INDEPENDENCE, Wis. -- Senator John F. Kerry took a step away from New England in his quest for the White House yesterday, as the politician known for his patrician roots highlighted his farming past and said he no longer supported a program that propped up prices for New England dairy farmers.
The presumptive Democratic presidential nominee told about 100 gathered at a western Wisconsin dairy farm that he empathized with the plight of rural residents because he, too, had not only farmed as a child, but he had lived, and had learned to cuss, in that earthy environment.
Kerry also said he would no longer favor the Northeast Dairy Compact, which expired in 2001, because it had been superseded by regional agricultural agreements in the 2002 Farm Bill. The compact, which provided financial support to New England dairy farmers, was strongly opposed in Wisconsin and dairy states elsewhere in the country.
''Let me tell you something: When I was a kid, this 'kid from the East' had an aunt and uncle who had a dairy farm, and one of my greatest joys in life -- in fact, I lived on a farm as a young kid. My parents, when we lived in Massachusetts, we lived on a farm, and I learned my first cuss word sitting on a tractor with the guy who was driving it," Kerry said as he stood, wearing jeans and new Timberland hiking boots, in the tractor shed at the Dejno family farm in this community, which was founded on Independence Day in 1876.
''When I was 12 years old, my passion was being allowed to go out and sit on the John Deere and drive it around the field and plow, and I learned, as a kid, what it was like to look in back of me and see those furrows, and see that pattern, and feel a sense of accomplishment, and end up dusty and dirty and tired but feeling great, looking back at that field that you plowed."
He told the crowd that as he drove across the region's verdant fields amid his three-day Midwestern bus tour, he turned to the local Democratic congressman, former Harvard quarterback Ron Kind, who was accompanying him, and said, '' 'Look at the power of that land. You can just feel it, you see it.' I know what you love."

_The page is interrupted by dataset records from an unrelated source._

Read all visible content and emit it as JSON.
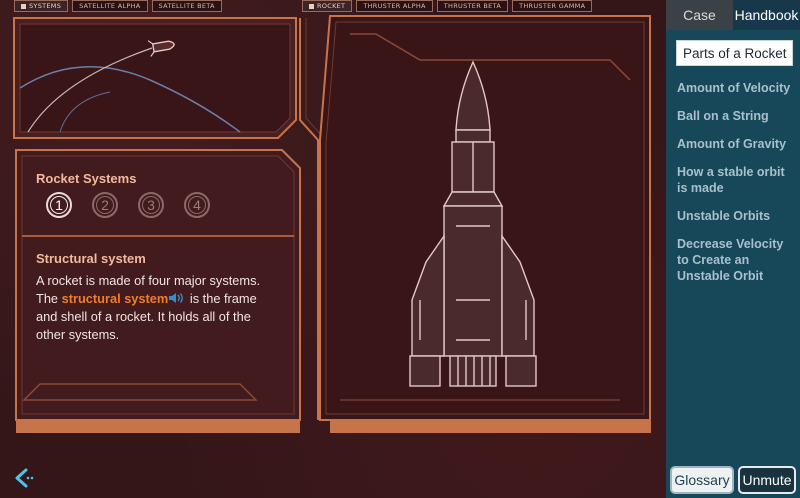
{
  "left_tabs": [
    {
      "label": "Systems",
      "active": true
    },
    {
      "label": "Satellite Alpha",
      "active": false
    },
    {
      "label": "Satellite Beta",
      "active": false
    }
  ],
  "right_tabs": [
    {
      "label": "Rocket",
      "active": true
    },
    {
      "label": "Thruster Alpha",
      "active": false
    },
    {
      "label": "Thruster Beta",
      "active": false
    },
    {
      "label": "Thruster Gamma",
      "active": false
    }
  ],
  "panel": {
    "title": "Rocket Systems",
    "steps": [
      "1",
      "2",
      "3",
      "4"
    ],
    "active_step": "1",
    "section_title": "Structural system",
    "body_before": "A rocket is made of four major systems. The ",
    "body_highlight": "structural system",
    "body_after": " is the frame and shell of a rocket. It holds all of the other systems."
  },
  "sidebar": {
    "tabs": [
      {
        "label": "Case",
        "active": false
      },
      {
        "label": "Handbook",
        "active": true
      }
    ],
    "current": "Parts of a Rocket",
    "items": [
      "Amount of Velocity",
      "Ball on a String",
      "Amount of Gravity",
      "How a stable orbit is made",
      "Unstable Orbits",
      "Decrease Velocity to Create an Unstable Orbit"
    ],
    "glossary": "Glossary",
    "unmute": "Unmute"
  },
  "colors": {
    "frame_orange": "#c8744a",
    "frame_dark": "#6e3a2e",
    "highlight": "#f07d2a",
    "sidebar_bg": "#16485a"
  },
  "icons": {
    "back": "back-arrow-icon",
    "speaker": "speaker-icon"
  }
}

Afterward, a spokeswoman, Stephanie Cutter, said Kerry was referring to two farm experiences, one when he and his parents lived on a farm in Millis, Mass., and later when he frequented a dairy farm straddling the Ipswich/Hamilton border that was owned by his aunt and uncle. The first farm was where Kerry rode a tractor with a hand who worked the family's property. At the dairy farm, he tilled the land himself.
At the time, Kerry's parents lived in Europe and he attended boarding school in Switzerland, but he returned to Massachusetts on vacations, Cutter said.

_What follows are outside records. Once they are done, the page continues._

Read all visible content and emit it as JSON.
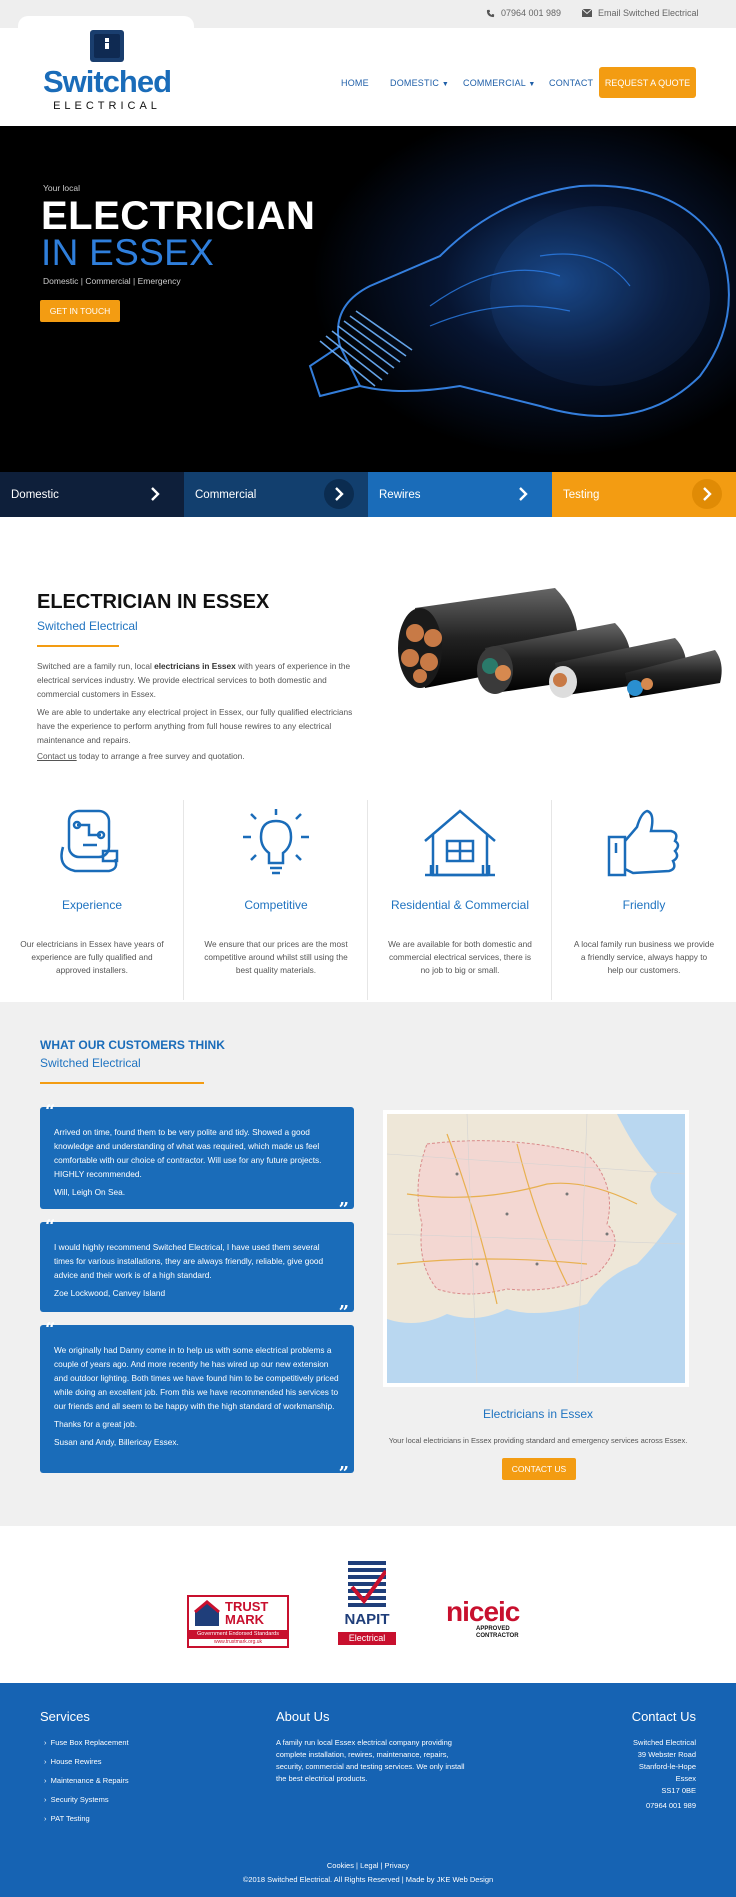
{
  "topbar": {
    "phone": "07964 001 989",
    "email": "Email Switched Electrical"
  },
  "logo": {
    "name": "Switched",
    "sub": "ELECTRICAL"
  },
  "nav": {
    "home": "HOME",
    "domestic": "DOMESTIC",
    "commercial": "COMMERCIAL",
    "contact": "CONTACT",
    "quote": "REQUEST A QUOTE"
  },
  "hero": {
    "kicker": "Your local",
    "title1": "ELECTRICIAN",
    "title2": "IN ESSEX",
    "tagline": "Domestic | Commercial | Emergency",
    "cta": "GET IN TOUCH"
  },
  "services": [
    {
      "label": "Domestic",
      "color": "#0e1f3a"
    },
    {
      "label": "Commercial",
      "color": "#123f6e"
    },
    {
      "label": "Rewires",
      "color": "#1a6cb9"
    },
    {
      "label": "Testing",
      "color": "#f39c12"
    }
  ],
  "intro": {
    "title": "ELECTRICIAN IN ESSEX",
    "subtitle": "Switched Electrical",
    "p1a": "Switched are a family run, local ",
    "p1b": "electricians in Essex",
    "p1c": " with years of experience in the electrical services industry. We provide electrical services to both domestic and commercial customers in Essex.",
    "p2": "We are able to undertake any electrical project in Essex, our fully qualified electricians have the experience to perform anything from full house rewires to any electrical maintenance and repairs.",
    "p3a": "Contact us",
    "p3b": " today to arrange a free survey and quotation."
  },
  "features": [
    {
      "title": "Experience",
      "text": "Our electricians in Essex have years of experience are fully qualified and approved installers.",
      "icon": "wiring-icon"
    },
    {
      "title": "Competitive",
      "text": "We ensure that our prices are the most competitive around whilst still using the best quality materials.",
      "icon": "lightbulb-icon"
    },
    {
      "title": "Residential & Commercial",
      "text": "We are available for both domestic and commercial electrical services, there is no job to big or small.",
      "icon": "house-icon"
    },
    {
      "title": "Friendly",
      "text": "A local family run business we provide a friendly service, always happy to help our customers.",
      "icon": "thumbs-up-icon"
    }
  ],
  "testimonials": {
    "title": "WHAT OUR CUSTOMERS THINK",
    "subtitle": "Switched Electrical",
    "items": [
      {
        "text": "Arrived on time, found them to be very polite and tidy. Showed a good knowledge and understanding of what was required, which made us feel comfortable with our choice of contractor. Will use for any future projects. HIGHLY recommended.",
        "author": "Will, Leigh On Sea."
      },
      {
        "text": "I would highly recommend Switched Electrical, I have used them several times for various installations, they are always friendly, reliable, give good advice and their work is of a high standard.",
        "author": "Zoe Lockwood, Canvey Island"
      },
      {
        "text": "We originally had Danny come in to help us with some electrical problems a couple of years ago. And more recently he has wired up our new extension and outdoor lighting. Both times we have found him to be competitively priced while doing an excellent job. From this we have recommended his services to our friends and all seem to be happy with the high standard of workmanship.",
        "extra": "Thanks for a great job.",
        "author": "Susan and Andy, Billericay Essex."
      }
    ],
    "map_title": "Electricians in Essex",
    "map_text": "Your local electricians in Essex providing standard and emergency services across Essex.",
    "map_cta": "CONTACT US"
  },
  "accreditations": {
    "trustmark": "TRUST MARK",
    "trustmark_sub": "Government Endorsed Standards",
    "trustmark_url": "www.trustmark.org.uk",
    "napit": "NAPIT",
    "napit_sub": "Electrical",
    "niceic": "niceic",
    "niceic_sub1": "APPROVED",
    "niceic_sub2": "CONTRACTOR"
  },
  "footer": {
    "services_title": "Services",
    "services": [
      "Fuse Box Replacement",
      "House Rewires",
      "Maintenance & Repairs",
      "Security Systems",
      "PAT Testing"
    ],
    "about_title": "About Us",
    "about_text": "A family run local Essex electrical company providing complete installation, rewires, maintenance, repairs, security, commercial and testing services. We only install the best electrical products.",
    "contact_title": "Contact Us",
    "address": [
      "Switched Electrical",
      "39 Webster Road",
      "Stanford-le-Hope",
      "Essex",
      "SS17 0BE"
    ],
    "phone": "07964 001 989",
    "links": "Cookies | Legal | Privacy",
    "copyright": "©2018 Switched Electrical. All Rights Reserved | Made by JKE Web Design"
  }
}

Also yesterday, Kerry refused to discuss the status of his search for a running mate, despite a series of indications he will make the announcement Tuesday in Pittsburgh. ''I've said I'm going to keep this process personal and private and that's exactly what I intend to do," he said in an interview with WHO Radio in Des Moines.
Cutter said that while Kerry had supported the Northeast Dairy Compact, a national dairy component in the subsequent farm bill -- which established a countercyclical price support program for all dairy farmers in the country -- improved upon the old agreement. The Northeast Dairy Compact effectively regulated milk prices in the six New England states, drawing complaints from dairy farmers in the Midwest and elsewhere. Its renewal was blocked by Senator Herb Kohl, Democrat of Wisconsin.
Kerry made little mention of his shift during the primary campaign in New Hampshire, but he highlighted his new position last month in an interview with The Country Today, a weekly publication focused on rural issues that is published in nearby Eau Claire in this battleground state.
''I plead guilty. I did vote for it, because I represented Massachusetts," Kerry said. ''I was a United States senator, and I was working in a context that we were living in a number of years ago, and that's the way we saw the world.
''We don't see the world that way now," he told the crowd at the Dejno farm. ''I guarantee you that as president, I'm not going to be president of New England, or president of Massachusetts; I'm running to be president of the United States of America. And I'm going to stand up for farmers in Wisconsin and Minnesota and Iowa and other parts of the country just as hard as I did before."
Afterward, Kerry's caravan moved on to the Gunslick Trap Club in Holmen, Wis., where the senator took a turn at trap shooting. Using a borrowed .12-gauge over/under shotgun, he hit 17 of 25 clay targets at a distance of 40 yards. Last night, he planned to watch a fireworks display from a boat anchored in the Mississippi River, off Dubuque, Iowa.
Late Friday, Kerry closed out the first day of his bus tour with a rally at a farm in west-central Wisconsin that had been transformed into an amphitheater. Roughly 5,000 supporters stood behind a red barn flanked by grain silos.
''I cannot tell you how overwhelming it is for me to come here and see you, with this sunset, looking to the west, and looking into you, and sensing the power of this four months that's ahead of us," Kerry told the crowd.